Revkin, who has reported for The New York Times for 12 years, will focus on humanity’s growing impact on the environment. The free presentation will take place from noon to 1 p.m. today at Chumash Auditorium in the University Union.
The presentation will be a part of CP Next: Generation Sustain, a two-day Associated Students Inc. sponsored summit that spotlights the growing concern of environmental sustainability and diversity for generations to come.
“(Climate change) is a huge breaking story, it’s just on a century-long time scale,” Revkin said. “We are at an amazing time in this planet’s history.”
“In 1968 there were 3 1/2 billion people on the planet, today there are 6 1/2 billion mostly in India and China. Many of them would like to burn coal, have a computer and they should. The question is how do we facilitate the needs of everyone.”
Instead of showing apocalyptic consequences of human impact on the environment, Revkin takes a more balanced approach.
“It’s my job to weed through (extremes).catastrophe draws short-term attention, which is good, but it also polarizes the issue. You can’t impose urgency on someone, urgency is built through concern,” Revkin said.
The presentation will take on a tone of awareness rather than a demand for solutions. “I ponder the solutions just like everyone else does. The point is we’ve gone global and we are playing with tremendous forces here. The presentation is about building resiliency as a species, because you have to assume (humans) will get it wrong.”
Although he acknowledges the uncertainty that accompanies climate change, Revkin remains firm on humanity’s impact on it. “You have all these natural warming and cooling trends, but as far as the last 50 years are concerned, you can’t get the effects we’ve had on this planet without human involvement.” Revkin said, citing the particular effects of greenhouse gasses on the Earth’s climate.
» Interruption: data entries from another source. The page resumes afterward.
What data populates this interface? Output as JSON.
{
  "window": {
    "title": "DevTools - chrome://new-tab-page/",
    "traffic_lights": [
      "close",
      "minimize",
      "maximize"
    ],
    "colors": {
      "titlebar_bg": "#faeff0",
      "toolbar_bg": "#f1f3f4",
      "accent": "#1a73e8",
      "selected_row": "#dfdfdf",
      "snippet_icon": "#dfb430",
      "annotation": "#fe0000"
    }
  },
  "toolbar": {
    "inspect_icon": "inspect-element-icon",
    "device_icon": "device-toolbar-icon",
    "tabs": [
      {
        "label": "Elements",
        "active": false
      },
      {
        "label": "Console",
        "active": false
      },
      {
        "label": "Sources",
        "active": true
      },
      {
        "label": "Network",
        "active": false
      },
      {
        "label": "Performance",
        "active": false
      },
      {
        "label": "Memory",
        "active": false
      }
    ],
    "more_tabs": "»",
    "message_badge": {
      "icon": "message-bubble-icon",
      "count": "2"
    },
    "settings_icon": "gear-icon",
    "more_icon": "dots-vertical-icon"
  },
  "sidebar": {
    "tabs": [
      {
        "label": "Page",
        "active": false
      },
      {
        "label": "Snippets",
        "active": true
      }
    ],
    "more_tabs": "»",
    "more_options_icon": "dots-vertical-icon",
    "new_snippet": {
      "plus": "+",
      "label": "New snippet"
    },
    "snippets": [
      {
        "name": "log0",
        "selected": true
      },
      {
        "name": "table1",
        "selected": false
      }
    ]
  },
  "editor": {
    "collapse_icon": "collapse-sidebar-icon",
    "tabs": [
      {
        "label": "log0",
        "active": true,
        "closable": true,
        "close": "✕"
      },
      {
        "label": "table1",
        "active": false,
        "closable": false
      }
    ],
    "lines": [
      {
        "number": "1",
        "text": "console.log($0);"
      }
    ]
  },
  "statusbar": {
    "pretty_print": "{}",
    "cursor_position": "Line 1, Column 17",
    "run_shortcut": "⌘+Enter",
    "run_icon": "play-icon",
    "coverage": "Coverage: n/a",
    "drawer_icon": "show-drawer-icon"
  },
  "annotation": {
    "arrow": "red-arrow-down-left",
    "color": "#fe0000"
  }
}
With dual degrees in biology and journalism from Brown University and Columbia University, respectively, Revkin parlayed his passion for both into a successful career. “Ever since I was a kid I was interested in marine biology and nature in general; I ended up getting a job because of my (biology) degree and went from there.”
He has received praise for his multimedia work on the environment, including award-winning photos of the Arctic and podcasts from the climate talks in Montreal.
In fact, Revkin cited the trip to the North Pole as one of his favorite stories, calling it “an amazing experience.”
The 50-year-old Revkin has also authored three books, including “The Burning Season.” The book tells the story of Chico Mendes, a Brazilian rubber tapper who was killed in 1988 while trying to save the Amazon rainforest.
The book served as the basis for an HBO film of the same name; it later won three Golden Globes and two Emmy awards.